Distributed Computing refers to processing across distributed architecture,where several participating entities with processing power are distributed across the network. This field fascinates me alot. one of my projects is based on this concept titled 'Pebble Grid Computing Framework'. In this a framework was developed that provides tools, daemons and libraries to implement a grid.
This interest is derived from distributed systems. Another project titled 'FileSync' is based on this. Files and directories on the cluster or Grid nodes can be synchronized using GUI App without any explicit mount commands.Other sub areas under this are Cloud Computing, Grid Computing, Web application, Web Services. Cloud Computing refers to the computing power of the WWW. Here the processing power resides at server. Rich data processing web applications providing services to requests form the core of the Cloud. Take any examples like Gmail, Google Docs,etc. all these form the Cloud. The future of Cloud Computing will result in light weight, faster operating systems. As most of the processing power will shift to the cloud, the machine's responsibility will be to just provide acccess to that cloud service. This decade, One such Operating System is in news.
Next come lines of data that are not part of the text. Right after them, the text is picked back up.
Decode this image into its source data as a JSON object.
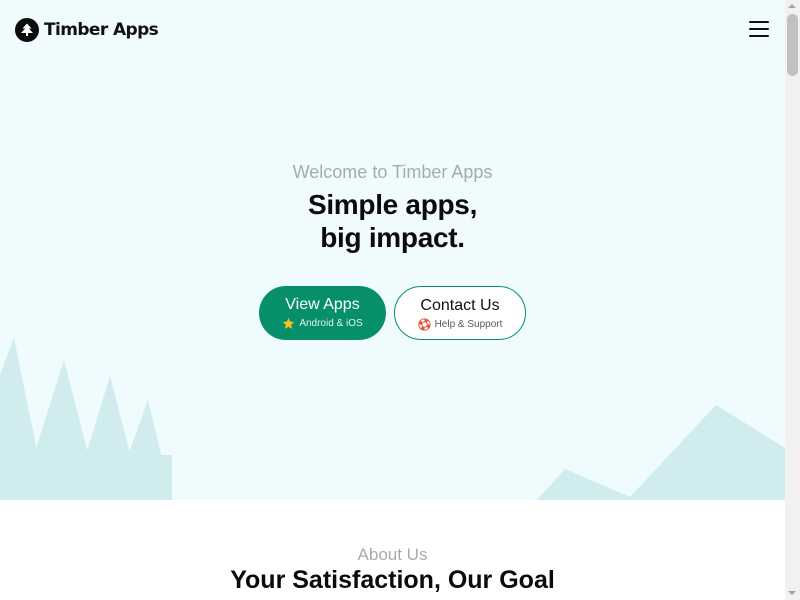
{
  "header": {
    "brand": "Timber Apps",
    "logo_icon": "tree-icon",
    "menu_icon": "hamburger-menu-icon"
  },
  "hero": {
    "eyebrow": "Welcome to Timber Apps",
    "title_line1": "Simple apps,",
    "title_line2": "big impact.",
    "background_color": "#effbfd",
    "decoration_color": "#d1ecee",
    "primary_button": {
      "label": "View Apps",
      "sub_label": "Android & iOS",
      "icon": "star-icon",
      "color": "#078f6c"
    },
    "secondary_button": {
      "label": "Contact Us",
      "sub_label": "Help & Support",
      "icon": "lifebuoy-icon",
      "border_color": "#078f6c"
    }
  },
  "about": {
    "eyebrow": "About Us",
    "title": "Your Satisfaction, Our Goal"
  }
}
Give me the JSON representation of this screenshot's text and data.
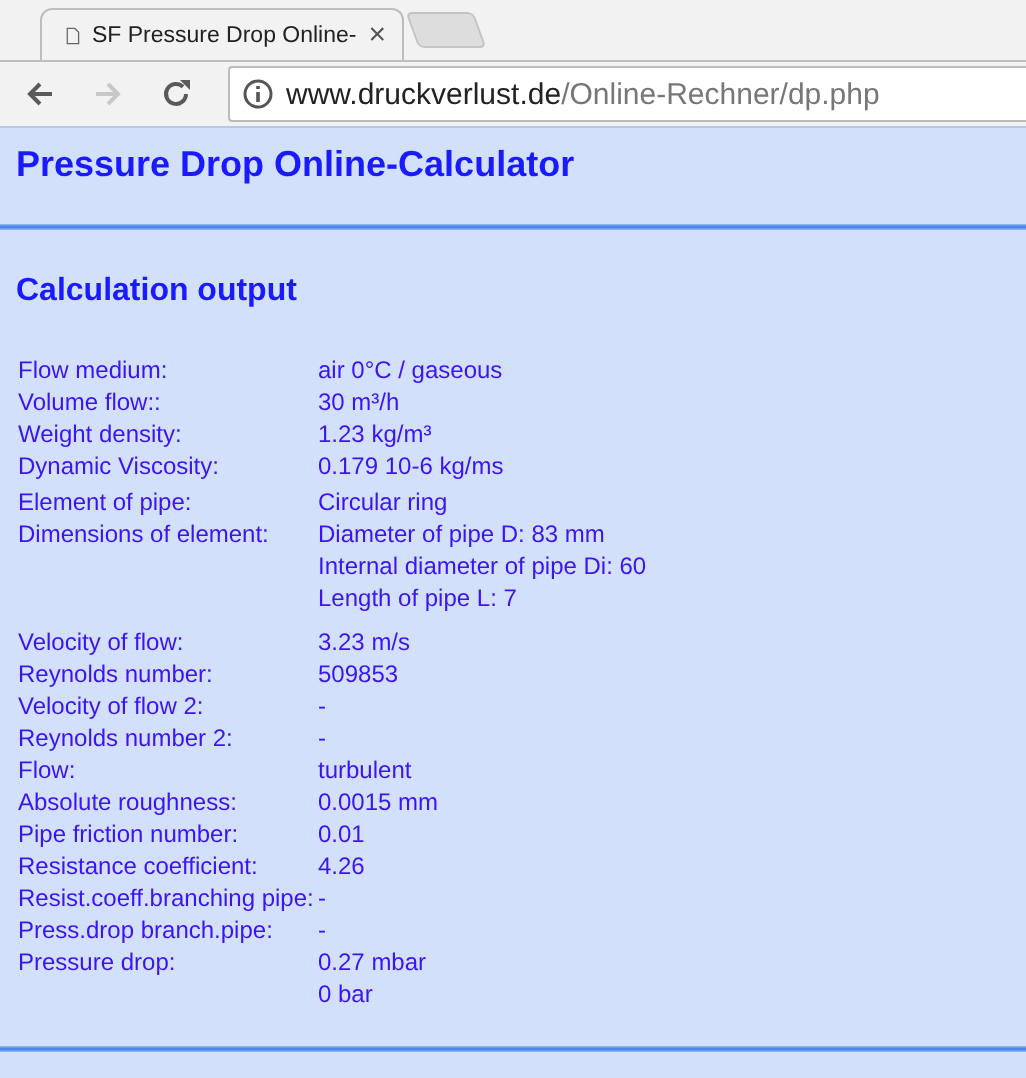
{
  "browser": {
    "tab_title": "SF Pressure Drop Online-",
    "tab_close": "×",
    "nav": [
      {
        "kind": "back",
        "disabled": false
      },
      {
        "kind": "forward",
        "disabled": true
      },
      {
        "kind": "reload",
        "disabled": false
      }
    ],
    "url_host": "www.druckverlust.de",
    "url_path": "/Online-Rechner/dp.php"
  },
  "page": {
    "title": "Pressure Drop Online-Calculator",
    "heading": "Calculation output",
    "groups": [
      {
        "rows": [
          {
            "label": "Flow medium:",
            "values": [
              "air 0°C / gaseous"
            ]
          },
          {
            "label": "Volume flow::",
            "values": [
              "30 m³/h"
            ]
          },
          {
            "label": "Weight density:",
            "values": [
              "1.23 kg/m³"
            ]
          },
          {
            "label": "Dynamic Viscosity:",
            "values": [
              "0.179 10-6 kg/ms"
            ]
          }
        ]
      },
      {
        "rows": [
          {
            "label": "Element of pipe:",
            "values": [
              "Circular ring"
            ]
          },
          {
            "label": "Dimensions of element:",
            "values": [
              "Diameter of pipe D: 83 mm",
              "Internal diameter of pipe Di: 60",
              "Length of pipe L: 7"
            ]
          }
        ]
      },
      {
        "rows": [
          {
            "label": "Velocity of flow:",
            "values": [
              "3.23 m/s"
            ]
          },
          {
            "label": "Reynolds number:",
            "values": [
              "509853"
            ]
          },
          {
            "label": "Velocity of flow 2:",
            "values": [
              "-"
            ]
          },
          {
            "label": "Reynolds number 2:",
            "values": [
              "-"
            ]
          },
          {
            "label": "Flow:",
            "values": [
              "turbulent"
            ]
          },
          {
            "label": "Absolute roughness:",
            "values": [
              "0.0015 mm"
            ]
          },
          {
            "label": "Pipe friction number:",
            "values": [
              "0.01"
            ]
          },
          {
            "label": "Resistance coefficient:",
            "values": [
              "4.26"
            ]
          },
          {
            "label": "Resist.coeff.branching pipe:",
            "values": [
              "-"
            ]
          },
          {
            "label": "Press.drop branch.pipe:",
            "values": [
              "-"
            ]
          },
          {
            "label": "Pressure drop:",
            "values": [
              "0.27 mbar",
              "0 bar"
            ]
          }
        ]
      }
    ]
  }
}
It is ChromeOS from Google.
Grid Computing refers to combination of computing power of several resources which are distributed across several administrative domains.Usually when an I/O bound process is in execution, most of CPU cycles are wasted.Grid Computing aims to capture those CPU cycles of several remote machines and use them for useful work. This is also called as CPU cycle scavenging.Popular projects using immense power of grid are: SETI@home, Einstein@Home,etc. objective of my project was to provide a framework to users that provides features to implement Department-Cluster-Global grid.
Crawling the Web
Web Crawling is one of the fascinating area to work upon. I love to learn new approaches in crawling. One of my reseach project was based on this. My aim was to compare the crawler's performance by using semaphore among the crawler threads. Its all about aggregating all information on the web at one place. But actually it is not a single place, more precisely not on single server. Here also concepts of distributed systems applies. Several distributed entities are involved in serving our search and other related queries.
Pebble grid computing framework allows jobs of divide and conquer nature. so it supports c,c++ web crawling scripts to be executed on remote execution resource. This way Pebble grid computing framework makes crawling faster and organized.